Silva y Álvarez de Toledo, Fernando de. Duque de Alba de Tormes (XII). Viena (Austria), 27.X.1714 – Madrid, 15.XI.1776. Capitán general, presidente del Consejo de Indias, consejero de Estado, embajador, comendador de la orden de Calatrava.

Fernando de Silva y Álvarez de Toledo (o simplemente, Toledo) nacido en Viena el 27 de octubre de 1714, cuando terminaba la Guerra de Sucesión, fue fruto del matrimonio contraído por José Manuel de Silva y Mendoza, X conde de Galve, y por María Teresa Álvarez de Toledo y Haro, XI duquesa de Alba.

Su nacimiento fue seguido por el de dos hermanas, María Teresa (a cuya prole, habida con el duque de Berwick, pasará años después la sucesión de la Casa de Alba) y Mariana, que casaría con el duque de Medina Sidonia, aunque no conseguiría dar continuidad a la familia.

En 1727, durante el segundo período de reinado efectivo de Felipe V, los duques de Alba y condes de Galve, padres del pequeño Fernando, quien contaba doce años de edad, emprendieron el regreso a España, después de su exilio, motivado por haber militado el conde de Galve en el bando austracista durante la aún reciente Guerra de Sucesión, y, en su nueva instalación, no descuidaron la formación de Fernando, a quien educó Juan de Iriarte, bibliotecario de Palacio, pero el padre murió inmediatamente, en 1728, cuando su heredero no contaba más que catorce años.

Muy joven, con diecisiete años, Fernando contrajo nupcias con la segunda hija de los condes de Oropesa, María Bernarda de Toledo y Portugal, la cual falleció prematuramente, pero que, el 2 de abril de 1733, le dio un hijo, Francisco de Paula, de quien luego hablaremos.

Don Fernando permaneció viudo el resto de su existencia.

El duque de Huéscar participó en las campañas italianas acometidas por impulso de la reina Isabel Farnesio para conseguir colocar en aquella península a sus hijos Carlos y Felipe como soberanos, puesto que pensaba que no llegarían a reinar en España, dado que Felipe V tenía ya dos hijos varones de su anterior matrimonio, y a ellos iría la Corona de España.
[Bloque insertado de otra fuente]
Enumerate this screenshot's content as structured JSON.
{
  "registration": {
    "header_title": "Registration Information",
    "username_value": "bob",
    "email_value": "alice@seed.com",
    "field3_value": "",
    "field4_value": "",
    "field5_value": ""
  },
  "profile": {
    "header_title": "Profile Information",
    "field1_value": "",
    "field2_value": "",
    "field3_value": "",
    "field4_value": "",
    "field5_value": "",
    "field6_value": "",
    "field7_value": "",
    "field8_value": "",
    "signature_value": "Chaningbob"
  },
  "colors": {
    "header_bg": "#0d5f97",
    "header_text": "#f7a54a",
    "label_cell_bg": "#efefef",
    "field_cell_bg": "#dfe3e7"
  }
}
Fernando de Silva, ostentando, antes que la dignidad paterna de conde de Gelve el título de duque de Huéscar, propio de los inmediatos sucesores del ducado de Alba (aún ostentado por su madre, la XI duquesa), ocupó desde los primeros momentos de su vida pública importantes puestos: gentilhombre de Cámara con diecinueve años, se le nombró ayuda de campo del infante don Felipe, acompañó a su señor a Italia y allí trabó amistad con el marqués de la Ensenada, amistad que luego se trocó en abierta hostilidad. Dos años después ya era coronel del Regimiento de Infantería de Navarra; en 1744 lo hacen capitán de la Guardia de Corps y en 1745 era mariscal de campo, pasando entonces, con treinta años, a desempeñar el cargo de embajador extraordinario del Rey de España ante la Corte del Monarca francés, con objeto de encarrilar las negociaciones por las que Francia y Cerdeña intentaban eludir lo pactado en el tratado de Fontainebleau, según el cual el ducado de Guastalla debía pasar al mencionado infante don Felipe. Culminó con tanto éxito esta misión que, a poco de regresar a España, habiendo fallecido Felipe V el 9 de julio de 1746, el nuevo rey, Fernando VI, lo mandó a ocupar definitivamente la embajada en Versalles. Estuvo a cargo de ella hasta el 13 de abril de 1749, y el Rey francés le otorgó la entrada en la exclusiva Orden del Espíritu Santo.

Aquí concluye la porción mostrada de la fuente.